The image may be macabre, but the setting is almost ethereal. An orb of fire has just split the sky from the earth, drenching the mountain in golden light and revealing the dark pits around us as the jewels of Mount Kelimutu: its three colourful crater lakes. The grand reveal is a worthy reward for rising an hour before dawn to push my sluggish body to the peak of the mountain. Granted, a van did most of the work.
According to the beliefs of the local Lio people, spirits of the deceased flock to this dormant volcano, on the Indonesian island of Flores, to be categorised and stored.
A few months ago the water pooling in Tiwu Ata Polo was the colour of rust.
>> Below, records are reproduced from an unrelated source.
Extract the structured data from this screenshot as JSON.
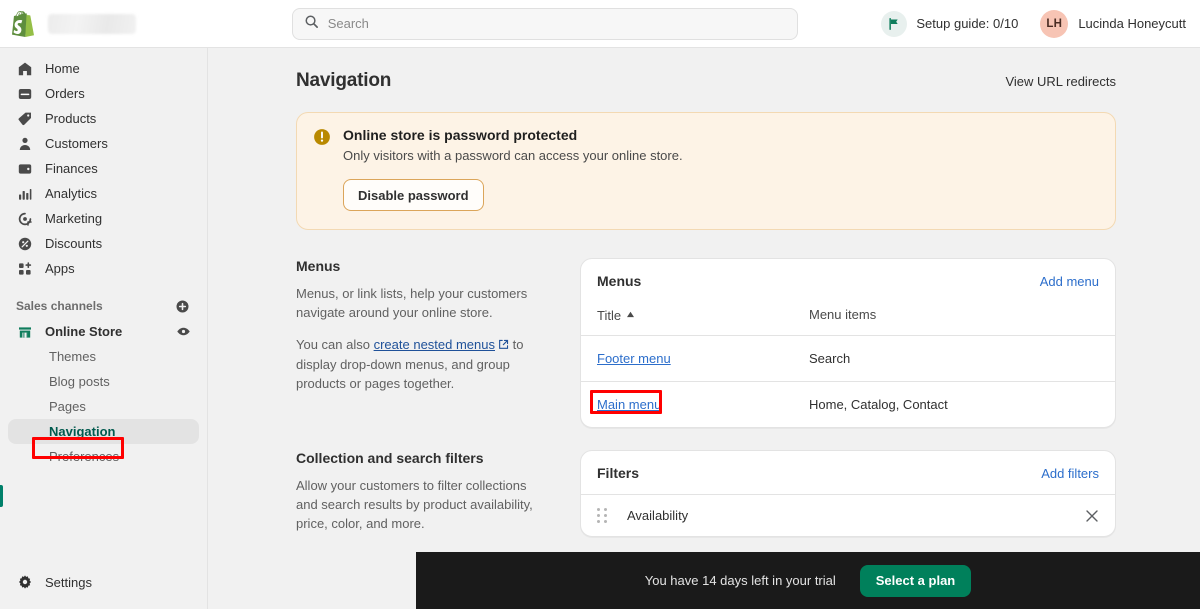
{
  "topbar": {
    "logo_icon": "shopify-logo",
    "store_name_redacted": "",
    "search": {
      "icon": "search-icon",
      "placeholder": "Search",
      "value": ""
    },
    "setup_guide": {
      "icon": "flag-icon",
      "label": "Setup guide: 0/10"
    },
    "user": {
      "initials": "LH",
      "name": "Lucinda Honeycutt"
    }
  },
  "sidebar": {
    "items": [
      {
        "label": "Home",
        "icon": "home-icon"
      },
      {
        "label": "Orders",
        "icon": "orders-inbox-icon"
      },
      {
        "label": "Products",
        "icon": "product-tag-icon"
      },
      {
        "label": "Customers",
        "icon": "person-icon"
      },
      {
        "label": "Finances",
        "icon": "wallet-icon"
      },
      {
        "label": "Analytics",
        "icon": "bar-chart-icon"
      },
      {
        "label": "Marketing",
        "icon": "megaphone-target-icon"
      },
      {
        "label": "Discounts",
        "icon": "discount-percent-icon"
      },
      {
        "label": "Apps",
        "icon": "apps-grid-plus-icon"
      }
    ],
    "sales_channels": {
      "title": "Sales channels",
      "add_icon": "plus-circle-icon",
      "channel": {
        "label": "Online Store",
        "icon": "storefront-icon",
        "view_icon": "eye-icon"
      },
      "sub_items": [
        {
          "label": "Themes",
          "active": false
        },
        {
          "label": "Blog posts",
          "active": false
        },
        {
          "label": "Pages",
          "active": false
        },
        {
          "label": "Navigation",
          "active": true
        },
        {
          "label": "Preferences",
          "active": false
        }
      ]
    },
    "settings": {
      "label": "Settings",
      "icon": "gear-icon"
    }
  },
  "page": {
    "title": "Navigation",
    "header_link": "View URL redirects"
  },
  "banner": {
    "icon": "alert-circle-icon",
    "title": "Online store is password protected",
    "description": "Only visitors with a password can access your online store.",
    "button": "Disable password"
  },
  "menus_section": {
    "heading": "Menus",
    "paragraph1": "Menus, or link lists, help your customers navigate around your online store.",
    "paragraph2_before": "You can also ",
    "paragraph2_link": "create nested menus",
    "link_icon": "external-link-icon",
    "paragraph2_after": " to display drop-down menus, and group products or pages together.",
    "card": {
      "title": "Menus",
      "action": "Add menu",
      "columns": {
        "title": "Title",
        "sort_indicator": "▲",
        "items": "Menu items"
      },
      "rows": [
        {
          "title": "Footer menu",
          "items": "Search"
        },
        {
          "title": "Main menu",
          "items": "Home, Catalog, Contact"
        }
      ]
    }
  },
  "filters_section": {
    "heading": "Collection and search filters",
    "paragraph": "Allow your customers to filter collections and search results by product availability, price, color, and more.",
    "card": {
      "title": "Filters",
      "action": "Add filters",
      "rows": [
        {
          "name": "Availability",
          "drag_icon": "drag-handle-icon",
          "remove_icon": "close-icon"
        }
      ]
    }
  },
  "trial": {
    "text": "You have 14 days left in your trial",
    "button": "Select a plan"
  },
  "colors": {
    "accent_green": "#00805b",
    "active_green": "#005a4e",
    "link_blue": "#2c6ecb",
    "warning_bg": "#fdf3e6",
    "warning_border": "#f3d9b3",
    "annotation_red": "#ff0000",
    "avatar_bg": "#f7c4b4",
    "trial_bg": "#1a1a1a"
  }
}
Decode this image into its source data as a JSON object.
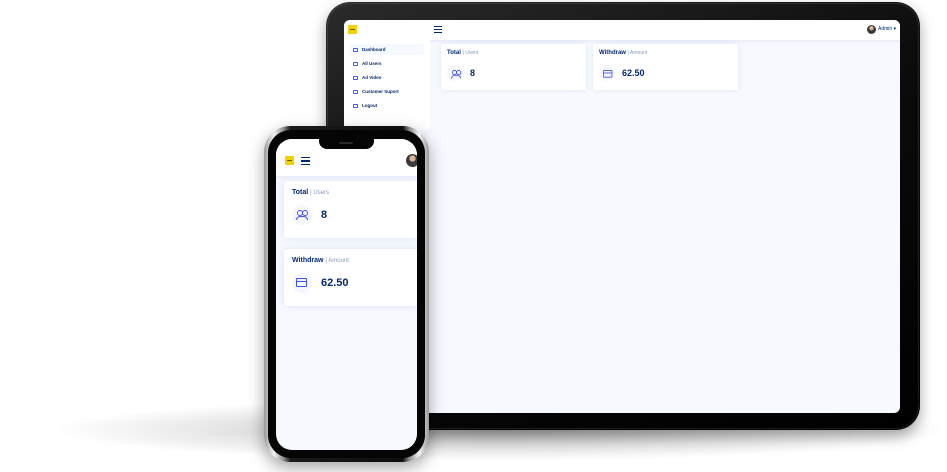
{
  "tablet": {
    "header": {
      "user_name": "Admin ▾"
    },
    "sidebar": {
      "items": [
        {
          "label": "Dashboard",
          "icon": "grid-icon",
          "active": true
        },
        {
          "label": "All Users",
          "icon": "person-icon",
          "active": false
        },
        {
          "label": "Ad Video",
          "icon": "video-icon",
          "active": false
        },
        {
          "label": "Customer Suport",
          "icon": "headset-icon",
          "active": false
        },
        {
          "label": "Logout",
          "icon": "logout-icon",
          "active": false
        }
      ]
    }
  },
  "cards": {
    "users": {
      "title": "Total",
      "subtitle": "| Users",
      "value": "8",
      "icon": "people-icon"
    },
    "withdraw": {
      "title": "Withdraw",
      "subtitle": "| Amount",
      "value": "62.50",
      "icon": "credit-card-icon"
    }
  },
  "colors": {
    "primary_text": "#012970",
    "accent": "#4154f1",
    "muted": "#899bbd",
    "background": "#f6f9ff",
    "logo": "#f5d000"
  }
}
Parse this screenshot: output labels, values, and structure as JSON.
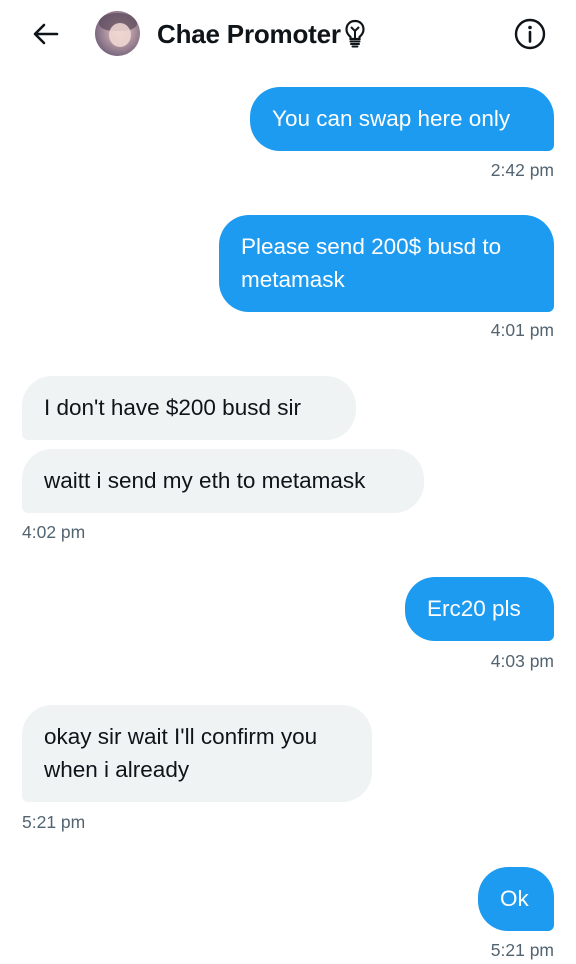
{
  "header": {
    "title": "Chae Promoter",
    "title_badge_icon": "lightbulb-icon",
    "back_icon": "arrow-left-icon",
    "info_icon": "info-circle-icon"
  },
  "colors": {
    "outgoing_bubble": "#1d9bf0",
    "incoming_bubble": "#eff3f4",
    "timestamp": "#536471"
  },
  "messages": [
    {
      "direction": "outgoing",
      "text": "You can swap here only"
    },
    {
      "direction": "outgoing",
      "text": "Please send 200$ busd to metamask"
    },
    {
      "direction": "incoming",
      "text": "I don't have $200 busd sir"
    },
    {
      "direction": "incoming",
      "text": "waitt i send my eth to metamask"
    },
    {
      "direction": "outgoing",
      "text": "Erc20 pls"
    },
    {
      "direction": "incoming",
      "text": "okay sir wait I'll confirm you when i already"
    },
    {
      "direction": "outgoing",
      "text": "Ok"
    }
  ],
  "timestamps": [
    "2:42 pm",
    "4:01 pm",
    "4:02 pm",
    "4:03 pm",
    "5:21 pm",
    "5:21 pm"
  ]
}
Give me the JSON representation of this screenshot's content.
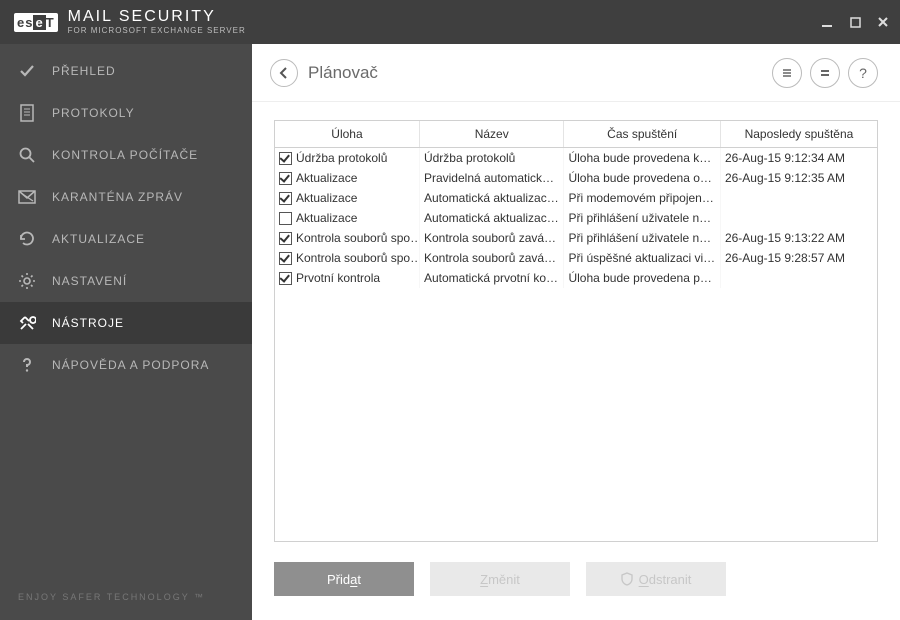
{
  "titlebar": {
    "product_main": "MAIL SECURITY",
    "product_sub": "FOR MICROSOFT EXCHANGE SERVER",
    "logo_text": "eseT"
  },
  "sidebar": {
    "items": [
      {
        "key": "overview",
        "label": "PŘEHLED"
      },
      {
        "key": "logs",
        "label": "PROTOKOLY"
      },
      {
        "key": "scan",
        "label": "KONTROLA POČÍTAČE"
      },
      {
        "key": "quarantine",
        "label": "KARANTÉNA ZPRÁV"
      },
      {
        "key": "update",
        "label": "AKTUALIZACE"
      },
      {
        "key": "setup",
        "label": "NASTAVENÍ"
      },
      {
        "key": "tools",
        "label": "NÁSTROJE"
      },
      {
        "key": "help",
        "label": "NÁPOVĚDA A PODPORA"
      }
    ],
    "active": "tools",
    "footer": "ENJOY SAFER TECHNOLOGY ™"
  },
  "header": {
    "title": "Plánovač",
    "help_label": "?"
  },
  "table": {
    "columns": {
      "task": "Úloha",
      "name": "Název",
      "launch": "Čas spuštění",
      "last": "Naposledy spuštěna"
    },
    "rows": [
      {
        "checked": true,
        "task": "Údržba protokolů",
        "name": "Údržba protokolů",
        "launch": "Úloha bude provedena ka…",
        "last": "26-Aug-15 9:12:34 AM"
      },
      {
        "checked": true,
        "task": "Aktualizace",
        "name": "Pravidelná automatická a…",
        "launch": "Úloha bude provedena op…",
        "last": "26-Aug-15 9:12:35 AM"
      },
      {
        "checked": true,
        "task": "Aktualizace",
        "name": "Automatická aktualizace …",
        "launch": "Při modemovém připojen…",
        "last": ""
      },
      {
        "checked": false,
        "task": "Aktualizace",
        "name": "Automatická aktualizace …",
        "launch": "Při přihlášení uživatele na …",
        "last": ""
      },
      {
        "checked": true,
        "task": "Kontrola souborů spo…",
        "name": "Kontrola souborů zavádě…",
        "launch": "Při přihlášení uživatele na …",
        "last": "26-Aug-15 9:13:22 AM"
      },
      {
        "checked": true,
        "task": "Kontrola souborů spo…",
        "name": "Kontrola souborů zavádě…",
        "launch": "Při úspěšné aktualizaci vir…",
        "last": "26-Aug-15 9:28:57 AM"
      },
      {
        "checked": true,
        "task": "Prvotní kontrola",
        "name": "Automatická prvotní kont…",
        "launch": "Úloha bude provedena po…",
        "last": ""
      }
    ]
  },
  "actions": {
    "add": "Přidat",
    "edit": "Změnit",
    "delete": "Odstranit"
  }
}
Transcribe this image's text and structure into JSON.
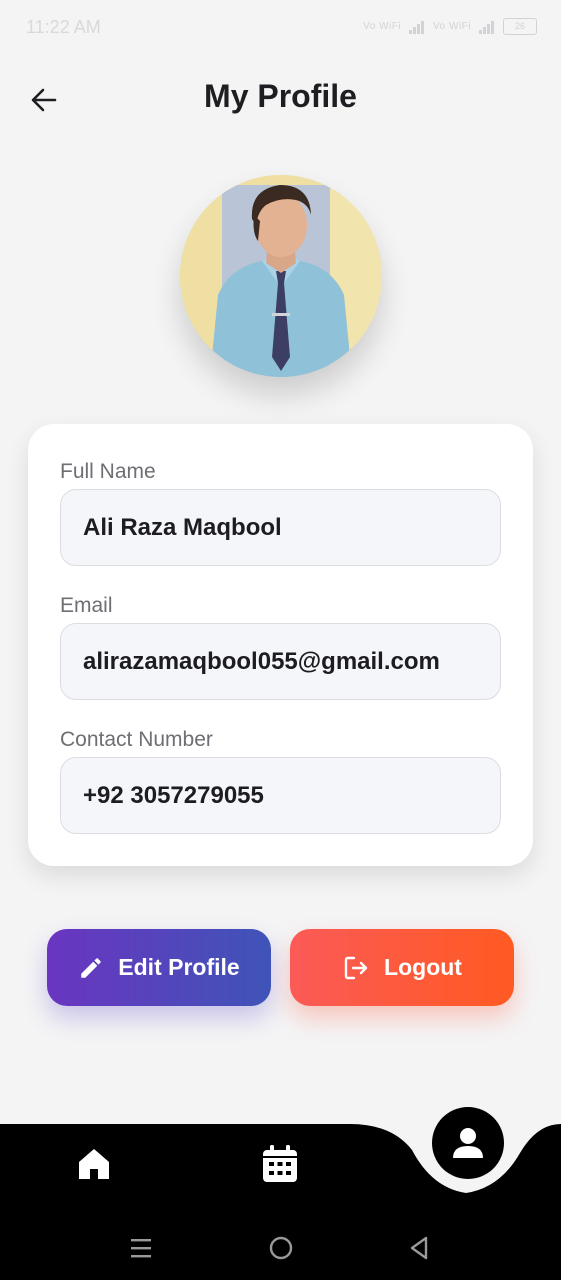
{
  "status_bar": {
    "time": "11:22 AM",
    "signal_1": "Vo WiFi",
    "signal_2": "Vo WiFi",
    "battery": "26"
  },
  "header": {
    "title": "My Profile"
  },
  "profile": {
    "fields": [
      {
        "label": "Full Name",
        "value": "Ali Raza Maqbool"
      },
      {
        "label": "Email",
        "value": "alirazamaqbool055@gmail.com"
      },
      {
        "label": "Contact Number",
        "value": "+92 3057279055"
      }
    ]
  },
  "actions": {
    "edit_label": "Edit Profile",
    "logout_label": "Logout"
  },
  "colors": {
    "edit_start": "#6a35c0",
    "edit_end": "#3f54b8",
    "logout_start": "#fb5a57",
    "logout_end": "#ff5a22",
    "nav_bg": "#000000"
  },
  "bottom_nav": {
    "items": [
      "home-icon",
      "calendar-icon",
      "profile-icon"
    ],
    "active": "profile-icon"
  }
}
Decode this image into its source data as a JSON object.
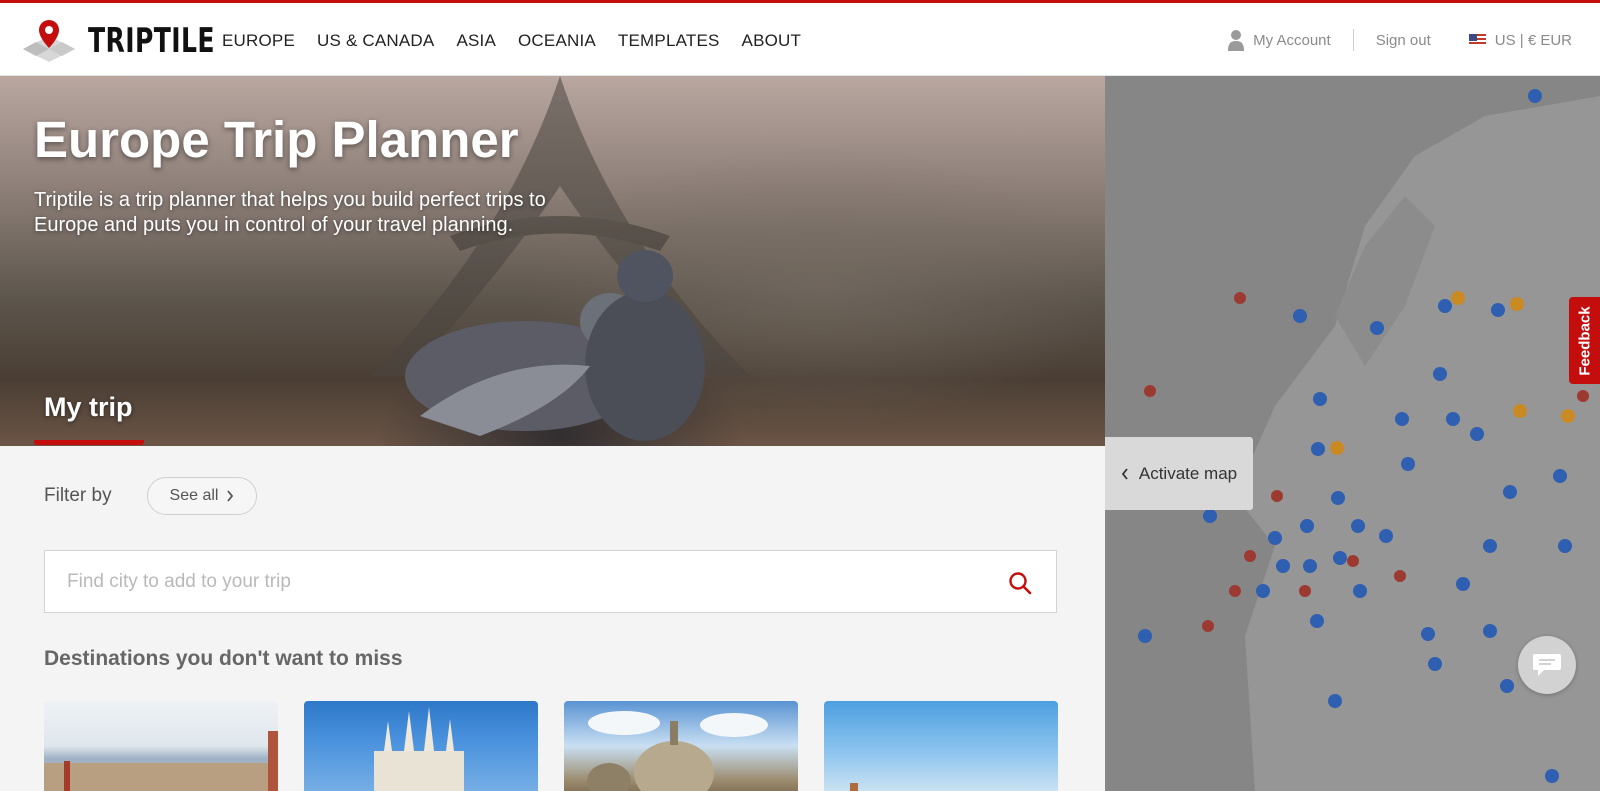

Photos from years past show it glowing aquamarine. I wonder if a new addition of fetid ghosts stained it the darker shade it exhibits today and, if so, what did they do to be exiled here?
Kelimutu’s lakes transform up to three times a year, morphing like mood rings from teal to white to blood red. Some claim the rare phenomenon is an unexplained mystery but scientists – never romantics – attribute it to an ever-changing blend of chemicals leeching from the volcano.
A thin ridge separates the “enchanted pool” from the second lake for the departed. Despite its proximity to the murky liquid of nasty souls, Tiwu Nuwa Muri Koo Fai is a melting bowl of bubblegum ice-cream, swirling milky and blue. It is here, Nando explains, that the innocent spirits of children rest.
But it’s Tiwu Ata Mbupu, the crater for those who aged with kindness, that most intrigues. Nando tells me the pool is black these days and my mind thirstily conjures a bowl of Flores coffee – fresh and restorative, with floral notes.
I’ll have to take his word for it. This morning it’s a foamy cup of milk. Clouds froth up the crater's edge, keeping the oldies safe from sight – a dignity they’ve no doubt earned.
My foot misses its mark on the descent and I stumble on a wild blueberry bush. Punishment, perhaps, for lusting after caffeine in such a sacred place. My toes smart and it’s hard not to wonder: if the stagger had occurred at the crater’s edge would I have wound up with the tender old souls or been banished to the cauldron of villains?